The markets revised when the Federal Reserve might start reducing interest rates due to strong economic indicators and persistent inflation. Not helping has been the rise in oil prices brought on by increased Middle East unrest.
This month’s data revealed that inflation is still persistently higher than the Fed’s 2% target. Employers exceeded forecasts in March by adding an astounding 303,000 new jobs. Spending at US stores increased for a second straight month, demonstrating the tenacity of US consumers despite rates sitting at a 23-year high.
Subsequently, Fed Chair Jerome Powell stated on Tuesday that rate reductions could happen later than anticipated and that the central bank will need to see more evidence of inflation moderating before changing course.

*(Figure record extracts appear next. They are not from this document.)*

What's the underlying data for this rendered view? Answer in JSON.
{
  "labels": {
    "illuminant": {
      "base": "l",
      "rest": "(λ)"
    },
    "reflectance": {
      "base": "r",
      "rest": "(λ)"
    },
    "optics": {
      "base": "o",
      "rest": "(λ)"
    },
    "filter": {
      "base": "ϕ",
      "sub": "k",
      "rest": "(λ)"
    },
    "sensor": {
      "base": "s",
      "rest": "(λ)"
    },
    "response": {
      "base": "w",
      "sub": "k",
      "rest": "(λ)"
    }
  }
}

As per the CME FedWatch Tool, traders project the Fed will start easing rates in July or September. Up to six rate cuts in 2024, beginning in March, were anticipated by investors early this year.
The IMF raised its prediction for this year’s growth in the US economy but cautioned that controlling inflation will be difficult. Even though the US would play a major role in global growth, the group claimed the American economy is “overheated.”
Tensions rising in the Middle East are adding to Wall Street’s problems. Iran retaliated with airstrikes on Israel over the weekend for what it believed to be an Israeli strike on the facility housing its embassy in Syria earlier this month. In retaliation, Israel launched an attack on Iran. Though Iranian officials and state-affiliated media have attempted to downplay the incident thus far, Israel has remained silent.